S: It had bone tissue on the internal surface unlike anything we’ve ever seen before. I have done a lot of research on dinosaur-bird physiology, and I have learned a lot about bird reproduction. When a bird shells, it typically has to mobilize as much calcium in 24 hours as a woman does when she’s been pregnant and nursing for 18 months. So birds have developed the medullary bone, a buffer to the calcium draw on their bones. Medullary bones have characteristics not shared by other bone types. The minute I saw the bone fragment, I knew what it was.
Was it just luck that you got a sample from a T. rex that was about to lay eggs?
S: When you think about a T. rex getting pregnant and then dying while producing eggs and then getting fossilized and then being found by a paleontologist—that conjunction of events is extremely rare, although that’s not to say that it wouldn’t happen again. One of the cool things about this kind of research is that it allows us to make some predictions. And one of those is, if dinosaurs were like birds and if you could find dinosaurs with eggs in their reproductive tract, they should also have medullary tissue in their bones. If the dinosaur were brooding, that tissue would no longer be present.
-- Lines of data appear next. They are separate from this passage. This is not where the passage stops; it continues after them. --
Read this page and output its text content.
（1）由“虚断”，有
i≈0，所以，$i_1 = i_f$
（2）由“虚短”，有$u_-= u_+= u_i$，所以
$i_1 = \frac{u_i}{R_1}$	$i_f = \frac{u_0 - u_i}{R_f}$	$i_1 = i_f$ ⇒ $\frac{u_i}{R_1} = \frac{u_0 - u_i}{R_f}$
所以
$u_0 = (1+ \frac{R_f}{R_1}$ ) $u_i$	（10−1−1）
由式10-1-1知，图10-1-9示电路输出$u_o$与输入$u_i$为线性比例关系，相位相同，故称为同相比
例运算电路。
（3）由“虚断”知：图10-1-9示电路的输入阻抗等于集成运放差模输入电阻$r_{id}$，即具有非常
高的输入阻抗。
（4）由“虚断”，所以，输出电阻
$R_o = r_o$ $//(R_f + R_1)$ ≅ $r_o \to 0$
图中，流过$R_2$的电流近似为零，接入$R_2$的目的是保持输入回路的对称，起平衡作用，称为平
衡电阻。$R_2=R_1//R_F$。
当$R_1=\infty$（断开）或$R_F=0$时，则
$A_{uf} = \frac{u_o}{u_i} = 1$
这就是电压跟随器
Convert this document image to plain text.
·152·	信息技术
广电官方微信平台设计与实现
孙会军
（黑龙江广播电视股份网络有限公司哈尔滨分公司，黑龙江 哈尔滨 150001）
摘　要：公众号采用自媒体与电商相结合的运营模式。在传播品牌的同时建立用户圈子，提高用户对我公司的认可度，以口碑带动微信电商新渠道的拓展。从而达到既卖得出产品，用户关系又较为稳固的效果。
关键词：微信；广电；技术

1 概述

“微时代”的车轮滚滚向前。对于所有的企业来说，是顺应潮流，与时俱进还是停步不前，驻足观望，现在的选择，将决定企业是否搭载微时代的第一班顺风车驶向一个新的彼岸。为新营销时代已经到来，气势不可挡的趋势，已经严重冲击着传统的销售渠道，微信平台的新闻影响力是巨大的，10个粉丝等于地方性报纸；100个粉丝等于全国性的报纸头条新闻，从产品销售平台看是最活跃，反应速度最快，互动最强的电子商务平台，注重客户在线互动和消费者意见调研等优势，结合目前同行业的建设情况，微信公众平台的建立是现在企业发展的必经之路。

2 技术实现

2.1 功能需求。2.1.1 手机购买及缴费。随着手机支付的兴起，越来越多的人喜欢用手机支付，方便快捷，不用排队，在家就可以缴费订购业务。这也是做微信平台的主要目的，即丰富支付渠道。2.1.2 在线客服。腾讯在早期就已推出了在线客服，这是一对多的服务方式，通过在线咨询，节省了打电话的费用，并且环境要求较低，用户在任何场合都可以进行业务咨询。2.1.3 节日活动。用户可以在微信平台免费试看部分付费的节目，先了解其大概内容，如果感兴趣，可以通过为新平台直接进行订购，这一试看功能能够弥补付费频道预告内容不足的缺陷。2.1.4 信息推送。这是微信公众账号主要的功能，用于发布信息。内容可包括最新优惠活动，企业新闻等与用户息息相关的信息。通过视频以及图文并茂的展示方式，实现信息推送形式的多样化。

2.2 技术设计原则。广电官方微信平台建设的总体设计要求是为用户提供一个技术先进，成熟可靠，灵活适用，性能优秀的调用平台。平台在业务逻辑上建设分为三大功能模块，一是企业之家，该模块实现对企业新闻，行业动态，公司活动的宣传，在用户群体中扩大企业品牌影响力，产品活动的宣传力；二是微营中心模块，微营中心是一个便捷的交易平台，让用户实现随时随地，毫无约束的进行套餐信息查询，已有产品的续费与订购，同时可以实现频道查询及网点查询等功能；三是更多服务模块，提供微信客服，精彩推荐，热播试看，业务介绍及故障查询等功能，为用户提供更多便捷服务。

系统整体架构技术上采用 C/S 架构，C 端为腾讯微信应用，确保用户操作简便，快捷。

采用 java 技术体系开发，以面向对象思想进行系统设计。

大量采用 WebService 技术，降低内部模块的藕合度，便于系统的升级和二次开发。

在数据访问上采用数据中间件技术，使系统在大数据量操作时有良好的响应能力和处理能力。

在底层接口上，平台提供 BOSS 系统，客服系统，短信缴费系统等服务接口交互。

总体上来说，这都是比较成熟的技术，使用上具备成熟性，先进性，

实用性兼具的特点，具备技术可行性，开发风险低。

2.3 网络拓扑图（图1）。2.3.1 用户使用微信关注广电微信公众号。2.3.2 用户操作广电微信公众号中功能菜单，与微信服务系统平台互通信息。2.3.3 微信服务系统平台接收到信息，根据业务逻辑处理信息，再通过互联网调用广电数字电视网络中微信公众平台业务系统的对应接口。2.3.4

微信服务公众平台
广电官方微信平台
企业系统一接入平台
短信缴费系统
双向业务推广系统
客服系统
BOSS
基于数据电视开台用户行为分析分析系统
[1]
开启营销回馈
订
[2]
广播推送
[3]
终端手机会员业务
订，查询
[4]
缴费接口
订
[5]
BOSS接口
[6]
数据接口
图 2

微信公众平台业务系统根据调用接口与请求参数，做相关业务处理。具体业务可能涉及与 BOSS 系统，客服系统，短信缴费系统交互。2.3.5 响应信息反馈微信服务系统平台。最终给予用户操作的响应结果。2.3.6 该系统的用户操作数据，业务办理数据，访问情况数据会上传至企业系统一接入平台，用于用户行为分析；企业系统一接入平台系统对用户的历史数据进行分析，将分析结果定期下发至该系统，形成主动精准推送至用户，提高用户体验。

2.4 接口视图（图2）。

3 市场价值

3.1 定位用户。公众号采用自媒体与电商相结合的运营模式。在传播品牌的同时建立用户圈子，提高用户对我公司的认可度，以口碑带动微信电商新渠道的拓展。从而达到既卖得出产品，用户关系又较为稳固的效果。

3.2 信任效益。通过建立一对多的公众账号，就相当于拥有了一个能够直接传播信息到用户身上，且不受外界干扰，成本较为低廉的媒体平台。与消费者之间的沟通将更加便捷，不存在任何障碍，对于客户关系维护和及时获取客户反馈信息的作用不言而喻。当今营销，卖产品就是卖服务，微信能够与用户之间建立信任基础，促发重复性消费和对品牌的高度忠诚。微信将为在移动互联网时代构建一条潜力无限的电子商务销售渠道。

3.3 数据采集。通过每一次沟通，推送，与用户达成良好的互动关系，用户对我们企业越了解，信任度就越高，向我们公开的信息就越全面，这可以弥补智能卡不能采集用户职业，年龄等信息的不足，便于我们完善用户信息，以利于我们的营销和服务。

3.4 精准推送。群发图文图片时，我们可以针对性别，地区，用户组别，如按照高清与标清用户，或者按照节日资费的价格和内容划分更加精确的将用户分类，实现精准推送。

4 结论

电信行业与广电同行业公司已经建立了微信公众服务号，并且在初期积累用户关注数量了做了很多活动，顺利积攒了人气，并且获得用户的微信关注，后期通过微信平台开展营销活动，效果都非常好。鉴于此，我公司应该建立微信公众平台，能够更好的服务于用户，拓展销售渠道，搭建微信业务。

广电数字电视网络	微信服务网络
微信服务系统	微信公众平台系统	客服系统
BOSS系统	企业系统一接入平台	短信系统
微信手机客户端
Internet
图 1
How are you going to test that prediction about dinosaur reproduction?
S: We can look at the dinosaur reported just a few months ago in Science by Tamaki Sato [of the Canadian Museum of Nature]. She says she has an oviraptor fossil with two eggs inside the body cavity. And Mark Norell [of the American Museum of Natural History] and a few others have found dinosaurs that were fossilized alongside their brood.
What happens now? Will you go ahead and test to see whether dinosaurs produced eggs the same way birds do?
S: I’m trying. Most people don’t like to do destructive analysis on their fossils. The American Museum of Natural History probably won’t allow us to do the study. I’m still trying to negotiate with Sato.
Will we be able to find dinosaur DNA?
S: If you had asked me that question a year ago, I would have said absolutely not. Now I never say never. Everyone knew that soft tissues don’t last more than a month, but we’ve got them in a T. rex. The problem with isolating ancient DNA is that there is such a risk of contamination. I do think, though, that you can get almost as much phylogenetic information out of a strand of protein—and finding that is not impossible.
I have to ask the Michael Crichton question. But please don’t make me say it.
S: OK. No, we will never clone a dinosaur.